WTW was aware that the complexity of a security tool could influence its usage. Lee Marmara, WTW’s product owner for Indigo Vault, acknowledged the balance between security and ease of use: “If there’s friction, users won’t use it – but if there’s no friction then you’ve lost the security.” The company aimed to find a balance that would maintain security without causing friction for the user. Beardall agreed, noting that overuse of the tool could pose risks but also provide benefits like reducing the risk of accidental data leakage.

One question raised during the discussion was how the company could guarantee that Indigo Vault would work in a post-quantum era while we are still pre-quantum. Sean Plankey, Indigo Vault’s general manager, explained that WTW based its performance and encryption features against standards developed by NIST. “Have they been tested in quantum environments?

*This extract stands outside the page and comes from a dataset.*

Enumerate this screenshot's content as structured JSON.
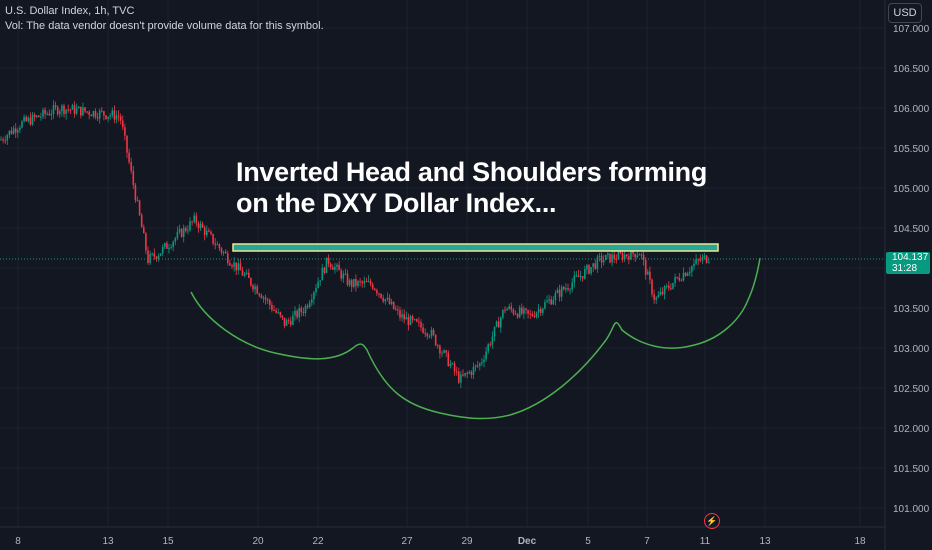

That remains to be seen. But the mathematical principles are said to be quantum-resistant,” he said. This assurance may not answer every question quantum technology will raise, but it does represent the best available solution currently.

One concern raised was the storage of the decryption keys. The system uses Azure to store the key vault and any elements of code needed for decryption would be held in escrow. The geographic location of data is also considered. This gives businesses another layer of security to meet any regulatory or legal residency requirements.

The questions and concerns raised during the discussion highlighted the necessity of designing security against threats that don’t exist yet. It demands flexibility, adaptability and a willingness to rethink the solution as the challenge changes. Despite this, most of the senior security leaders at the roundtable discussion believed that Indigo Vault is a product they would like to see deployed on their networks, indicating its potential success in the cybersecurity market.